I am wondering if there is such a usecase of rendering a tag which is changing, thus, do we really need an element parameter or is it rather a renderTag flag?

I think the use case is so rare, and also contrasting to the template idiom, that we can ignore it - so an element parameter is actually obsolete.

now I would suggest something completley new:

a "suppressTag" parameter - just for the flavour of it, default to false. div or span or whatever, it doesn't mutter. what does mutter is how this is grasped by the developer.

suppressTag indicates the default behaviour so everyone knows what we are dealing with. documentation is obsolete...

Cheers,
Ron



Ryan Holmes wrote:

On Jan 29, 2007, at 5:06 AM, RonPiterman wrote:

Wow - thanks for the full coverage response !
No problem, thanks for reading the whole thing. I've obviously spent way too much time thinking about this ;)


You did convince me, except for one thing:

You know this game "the incredible machine", where you have to setup some items so that a ball will fall down and create a domino effect? I think whenever programming becomes like that, things are going in the wrong direction.

What do I mean by that?

When desining an API, you have to be very clear, now would you
like using this method in an API:

/**
 * renders the component.
 * if renderTag is null, tag will be rendered
 * unless tag is "div" or "span", in which case no tag
 * will be rendered.
 * if rendertag is not null, tag will be rendered depending on
 * the boolean value of the renderTag argument
 */
renderComponent( String tag, Boolean renderTag );

ouch.

Agree completely. I don't think the renderTag parameter and tag-dependent rendering can coexist in a useful way. The logic I'm suggesting is: - if 'element' is not null, render the specified tag (I'm talking about the deprecated element parameter here)
 - otherwise, render the template tag if it's anything but div or span

The logic you're describing assumes that renderTag is a Boolean object, but it's currently a primitive (with the default determined by the renderTags property, which is configurable at multiple levels). Making renderTag a Boolean object and letting it default to null would at least allow the tag-dependent behavior to be "added on" in a reasonable way. But again, I agree with you -- it's too complicated. It ends up feeling like "renderTag=null turns on tag-dependent behavior", not to mention the whole tertiary logic issue.

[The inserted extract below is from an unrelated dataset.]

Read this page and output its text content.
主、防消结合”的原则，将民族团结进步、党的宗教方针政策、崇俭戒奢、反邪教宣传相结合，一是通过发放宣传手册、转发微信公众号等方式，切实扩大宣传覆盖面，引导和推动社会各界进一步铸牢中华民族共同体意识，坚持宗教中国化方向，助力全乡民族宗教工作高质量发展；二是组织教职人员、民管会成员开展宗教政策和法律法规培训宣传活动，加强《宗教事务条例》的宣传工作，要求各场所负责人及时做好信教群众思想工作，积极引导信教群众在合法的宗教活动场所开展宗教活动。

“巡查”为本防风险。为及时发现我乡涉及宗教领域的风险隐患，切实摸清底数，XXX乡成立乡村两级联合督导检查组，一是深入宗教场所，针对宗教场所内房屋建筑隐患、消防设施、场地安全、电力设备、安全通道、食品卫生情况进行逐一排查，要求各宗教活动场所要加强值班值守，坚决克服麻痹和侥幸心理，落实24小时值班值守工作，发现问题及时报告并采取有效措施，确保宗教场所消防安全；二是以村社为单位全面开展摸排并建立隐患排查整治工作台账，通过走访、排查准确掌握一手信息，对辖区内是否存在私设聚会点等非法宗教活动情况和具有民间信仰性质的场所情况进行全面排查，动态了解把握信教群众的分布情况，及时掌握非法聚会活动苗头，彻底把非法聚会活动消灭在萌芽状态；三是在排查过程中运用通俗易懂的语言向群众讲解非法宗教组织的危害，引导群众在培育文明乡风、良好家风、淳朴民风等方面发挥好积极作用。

Maybe I wasn't entirely clear initially -- I want to replace the renderTag parameter with tag-dependent rendering, and un-deprecate the element parameter to handle the edge cases.


I understand the mantra of doing everything to type the minimum, but I am not a groupie of it. I believe its all about simplicity, and simplicity does not mean always - do everything to reduce the code to minimum.

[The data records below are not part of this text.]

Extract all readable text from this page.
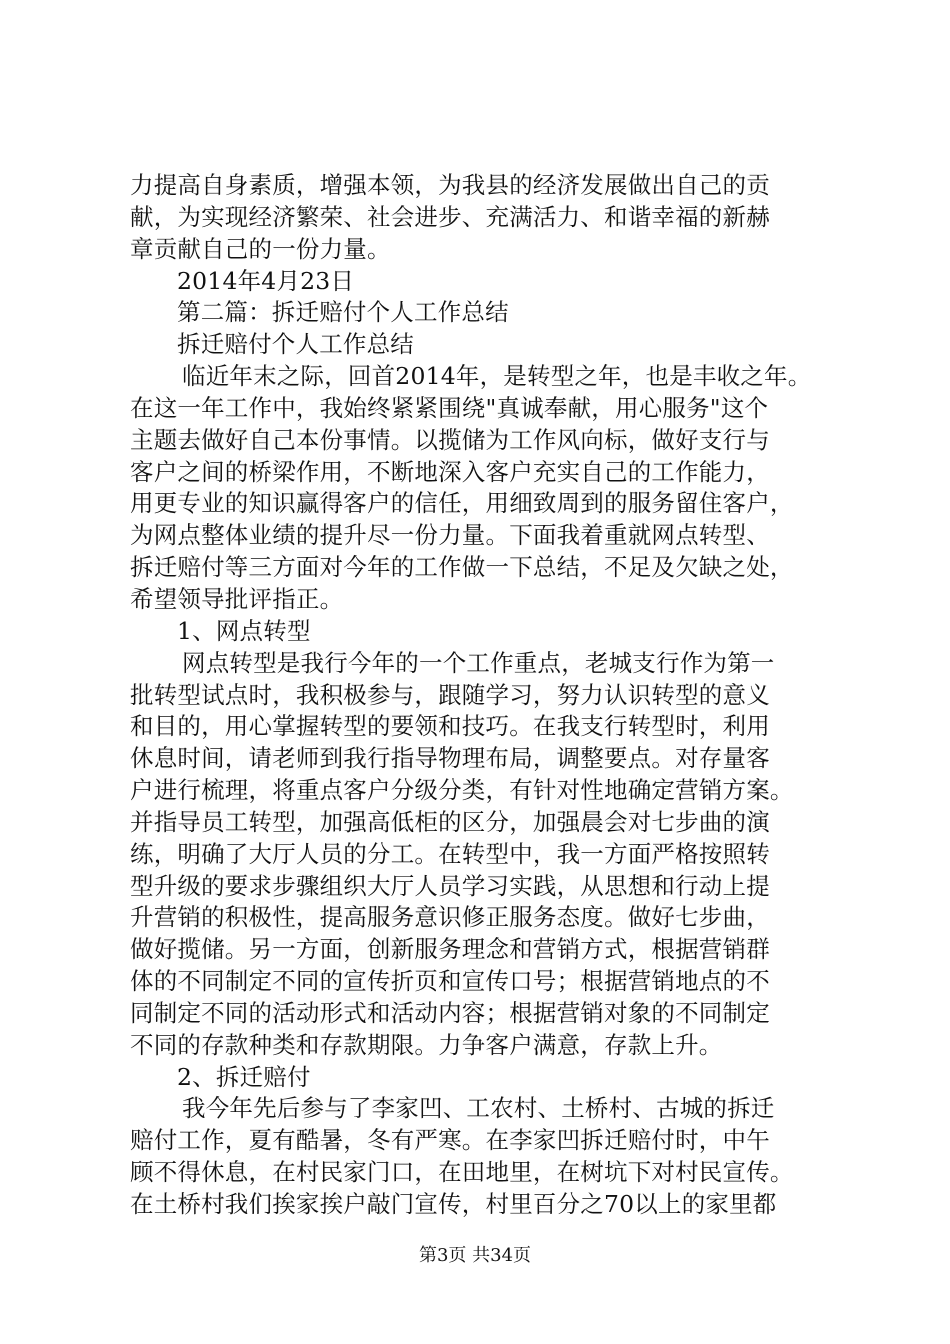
力提高自身素质，增强本领，为我县的经济发展做出自己的贡
献，为实现经济繁荣、社会进步、充满活力、和谐幸福的新赫
章贡献自己的一份力量。
2014年4月23日
第二篇：拆迁赔付个人工作总结
拆迁赔付个人工作总结
临近年末之际，回首2014年，是转型之年，也是丰收之年。
在这一年工作中，我始终紧紧围绕"真诚奉献，用心服务"这个
主题去做好自己本份事情。以揽储为工作风向标，做好支行与
客户之间的桥梁作用，不断地深入客户充实自己的工作能力，
用更专业的知识赢得客户的信任，用细致周到的服务留住客户，
为网点整体业绩的提升尽一份力量。下面我着重就网点转型、
拆迁赔付等三方面对今年的工作做一下总结，不足及欠缺之处，
希望领导批评指正。
1、网点转型
网点转型是我行今年的一个工作重点，老城支行作为第一
批转型试点时，我积极参与，跟随学习，努力认识转型的意义
和目的，用心掌握转型的要领和技巧。在我支行转型时，利用
休息时间，请老师到我行指导物理布局，调整要点。对存量客
户进行梳理，将重点客户分级分类，有针对性地确定营销方案。
并指导员工转型，加强高低柜的区分，加强晨会对七步曲的演
练，明确了大厅人员的分工。在转型中，我一方面严格按照转
型升级的要求步骤组织大厅人员学习实践，从思想和行动上提
升营销的积极性，提高服务意识修正服务态度。做好七步曲，
做好揽储。另一方面，创新服务理念和营销方式，根据营销群
体的不同制定不同的宣传折页和宣传口号；根据营销地点的不
同制定不同的活动形式和活动内容；根据营销对象的不同制定
不同的存款种类和存款期限。力争客户满意，存款上升。
2、拆迁赔付
我今年先后参与了李家凹、工农村、土桥村、古城的拆迁
赔付工作，夏有酷暑，冬有严寒。在李家凹拆迁赔付时，中午
顾不得休息，在村民家门口，在田地里，在树坑下对村民宣传。
在土桥村我们挨家挨户敲门宣传，村里百分之70以上的家里都
第3页 共34页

Sure, inflexibly sticking to any mantra usually ends up badly. I'll take simple over smart any day if smart=overly complicated.

This is as much about "Do What I Mean" as it is about reducing typing. I think renderTag with a hard-coded default of true (Jesse's original implementation) was an attempt to DWIM by always rendering tags, but that didn't turn out to be much better than the old behavior (i.e. *not* rendering by default).

So, at the risk of repeating myself, a central question here is: how often would tag-dependent rendering actually do what the user means? If it's not likely to be at least 80%, it's not worth doing. If it's almost always correct, it's certainly more useful than the renderTag parameter.